Quels sont vos projets et ambitions pour 2022?
J’ai plusieurs bons chevaux actuellement, mais la plupart sont jeunes et manquent encore d’expérience. Je les ai préparés cette année pour qu’ils soient prêts à débuter des épreuves supérieures l’année prochaine. Mon principal objectif sera les championnats d’Europe Jeunes Cavaliers. Ce sera ma dernière année puisque je n’aurai plus l’âge pour y participer ensuite. J’aimerais y aller avec une équipe solide et tenter de remporter une médaille.
Vous faites déjà une belle carrière. Quel est jusqu'alors le moment dont vous êtes le plus fier?
À l’âge de treize ans, j’ai remporté le bronze en individuel aux championnats d’Europe Poneys (en 2015 à Malmö avec Okehurst LIttle Bow Wow, ndlr). C’était une surprise, j’étais aux anges. Mais mon meilleur souvenir a été de gagner la médaille d’or par équipes aux championnats d’Europe Juniors de Fontainebleau (en 2018 avec Cataleya 3, ndlr). Tous les membres de l’équipe étaient amis de longue date, et ça nous a fait énormément plaisir de décrocher ce titre ensemble. J’y pense encore aujourd’hui avec beaucoup d’émotion. C’est un souvenir inoubliable.

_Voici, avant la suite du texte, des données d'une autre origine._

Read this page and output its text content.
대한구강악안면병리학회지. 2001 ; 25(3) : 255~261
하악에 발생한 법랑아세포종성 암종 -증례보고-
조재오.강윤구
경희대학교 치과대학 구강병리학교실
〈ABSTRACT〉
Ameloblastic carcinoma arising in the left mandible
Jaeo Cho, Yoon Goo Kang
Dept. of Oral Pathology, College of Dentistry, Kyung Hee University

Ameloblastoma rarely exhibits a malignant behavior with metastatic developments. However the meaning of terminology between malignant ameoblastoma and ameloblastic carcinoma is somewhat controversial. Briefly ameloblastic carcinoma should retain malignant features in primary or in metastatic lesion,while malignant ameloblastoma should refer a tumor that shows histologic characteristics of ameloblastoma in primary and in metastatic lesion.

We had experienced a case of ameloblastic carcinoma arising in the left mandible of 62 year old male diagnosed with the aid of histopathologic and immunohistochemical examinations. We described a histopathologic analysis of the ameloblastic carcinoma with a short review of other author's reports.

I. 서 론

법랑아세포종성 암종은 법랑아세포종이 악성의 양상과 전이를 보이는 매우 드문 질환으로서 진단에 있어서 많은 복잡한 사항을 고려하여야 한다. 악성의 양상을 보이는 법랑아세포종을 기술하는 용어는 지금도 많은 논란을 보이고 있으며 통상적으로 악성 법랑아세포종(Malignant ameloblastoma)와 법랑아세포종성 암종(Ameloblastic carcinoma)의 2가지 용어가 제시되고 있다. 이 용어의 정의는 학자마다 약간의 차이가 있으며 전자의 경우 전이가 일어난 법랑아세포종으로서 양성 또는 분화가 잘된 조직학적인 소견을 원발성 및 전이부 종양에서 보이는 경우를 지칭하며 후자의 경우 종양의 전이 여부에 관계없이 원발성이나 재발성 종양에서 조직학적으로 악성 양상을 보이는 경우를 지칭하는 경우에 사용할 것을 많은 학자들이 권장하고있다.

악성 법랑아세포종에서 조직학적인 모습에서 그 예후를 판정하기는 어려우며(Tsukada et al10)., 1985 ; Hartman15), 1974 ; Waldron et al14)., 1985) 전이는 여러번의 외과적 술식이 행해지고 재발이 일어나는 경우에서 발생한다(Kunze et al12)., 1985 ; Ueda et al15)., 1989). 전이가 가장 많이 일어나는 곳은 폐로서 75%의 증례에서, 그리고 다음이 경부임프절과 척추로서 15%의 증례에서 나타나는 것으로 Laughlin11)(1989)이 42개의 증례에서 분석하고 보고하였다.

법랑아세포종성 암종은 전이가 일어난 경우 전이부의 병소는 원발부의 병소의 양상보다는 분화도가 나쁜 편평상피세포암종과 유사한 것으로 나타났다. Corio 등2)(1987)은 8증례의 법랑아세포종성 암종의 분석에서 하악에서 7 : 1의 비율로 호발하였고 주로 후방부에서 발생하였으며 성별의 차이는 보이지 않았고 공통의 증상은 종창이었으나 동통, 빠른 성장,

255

Comment gérez-vous la pression à un si jeune âge?
Je n’ai pas vraiment le trac, donc ça allait. Sur le moment, je n’ai pas l’impression d’être stressé mais, à la fin des concours importants, je sens quand même une certaine pression redescendre. Les grands moments de sport sont ce que nous recherchons. Concourir en championnat ou dans un Grand Prix, c’est aussi un privilège!
Qui est votre plus grande source d’inspiration?
J’admire de nombreux cavaliers, mais je pense que mon père (Ludo Philippaerts, ndlr) est ma plus grande source d’inspiration. Je lui dois tout. Il nous a offert, à moi et à mes chevaux, d’innombrables opportunités au fil des années. Tout ce qu’il a construit chez nous, les chevaux et poneys qu’il nous a permis de monter, à mes quatre frères et à moi... Je me rends compte de la chance que j’ai. Bien qu’il soit souvent en concours, il arrive tout de même à gérer l’écurie et le commerce à distance. C’est très difficile de réussir à la fois comme cavalier et comme homme d’affaires: je l’admire énormément, et j’espère faire de même un jour.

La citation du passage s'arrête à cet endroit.